Please post a reproducible example at http://rstd.io/forecast-package
Thank you so much for the quick response. Sorry, something went wrong when I tried to use the RStudio Community as this first time to use it. The problem is simply I used your code for the Example with exogenous predictors, but with lm function instead of ARIMA. I got NA.
x1 <- c(23, 43, 42, 65, 20, 23, 20, 16, 14, 72, 12, 14, 22, 14, 98, 11, 20, 22, 24, 44)
X2 <- c(27, 31, 40, 41, 40, 45, 41, 35, 36, 27, 25, 27, 37, 31, 29, 90, 37, 41, 24, 56)
y <- c(13, 14, 15, 16, 17, 18, 19, 20, 21, 22, 23, 24, 25, 66, 44, 76, 88, 99, 55, 33)
X_matrix <- cbind(X1, X2)
fu <- function(x, h, xreg, newxreg) {
forecast(lm(formula,data, xreg = xreg), xreg = newxreg)
}
e<-tsCV(y, fu, xreg = X_matrix)
For a linear model, use tslm
, not lm
.
Dear Rob,
I am doing multi step ahead ex-ante forecast with a model with explanatory variables, for instance if its a 7 days ahead forecast of Y, I need to have 1 to 7 days forecast of X to be used recursively in 1 to seven days forecast of Y. I use a modified version of tscv that allows to have xreg_actual and xreg_forecast, then I use these codes:
far <- function(x, h, xreg, newxreg) {
forecast(Arima(x, order=c(0,0,0), xreg=xreg), xreg=newxreg)
}
xreg_actual <- data.frame(X1=X1_actual,)
xreg_forecast <- data.frame(X1=X1_onestep, X1=X1_twostep,....., X1=X7_sevenstep)
So xreg_actual includes the actual values of X1 and xreg_forecast includes X1_onestep to X7_sevenstep, which are forecasted values of X1 for the validation and test period, and are obtained from another tscv forecast.

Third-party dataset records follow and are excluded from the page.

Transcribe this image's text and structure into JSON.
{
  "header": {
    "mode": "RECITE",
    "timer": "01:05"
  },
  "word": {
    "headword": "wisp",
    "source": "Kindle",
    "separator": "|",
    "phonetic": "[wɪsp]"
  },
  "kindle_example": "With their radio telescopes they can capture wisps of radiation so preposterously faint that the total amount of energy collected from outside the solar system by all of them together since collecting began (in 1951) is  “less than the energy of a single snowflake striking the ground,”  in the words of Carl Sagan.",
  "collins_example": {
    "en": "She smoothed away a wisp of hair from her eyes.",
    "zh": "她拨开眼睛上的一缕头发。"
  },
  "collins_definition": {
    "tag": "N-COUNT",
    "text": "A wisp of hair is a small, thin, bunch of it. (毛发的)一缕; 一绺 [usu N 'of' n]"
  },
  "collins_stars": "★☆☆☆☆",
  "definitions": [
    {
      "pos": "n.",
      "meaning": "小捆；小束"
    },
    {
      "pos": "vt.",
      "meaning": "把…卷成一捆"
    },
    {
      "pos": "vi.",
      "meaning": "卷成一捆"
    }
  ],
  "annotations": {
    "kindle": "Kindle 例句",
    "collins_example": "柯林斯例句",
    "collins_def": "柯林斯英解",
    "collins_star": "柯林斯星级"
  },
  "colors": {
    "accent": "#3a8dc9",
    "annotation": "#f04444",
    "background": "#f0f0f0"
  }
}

What I expect is that, each of the elements of xreg_forecast dataframe to be used in forecasting y from one to seven step ahead. for example if h=7, the tscv starts from h=1 and then recursively reaches to h=7, and I want X1_onestep to be used in h=1, X2_twostep to be used in h=2 and so on....
So, I made the following loop:
for (i in 1:ncol(xreg_forecast) {
error[[i]]<- data.frame(mytsCV(y, far, h=7, window = 365, initial =10, xreg_actual=xreg_actual,
xreg_forecast=xreg_forecast[[i]]))
}
the loop is generating the errors as it should be, however, I am not sure if the loop is atually doing what I aimed to.
Also Im not sure how can I extend the loop for models with more than one explanatory variables.
Any help is highly appriciated.
Thanks
Increased training data does not lead to overfitting.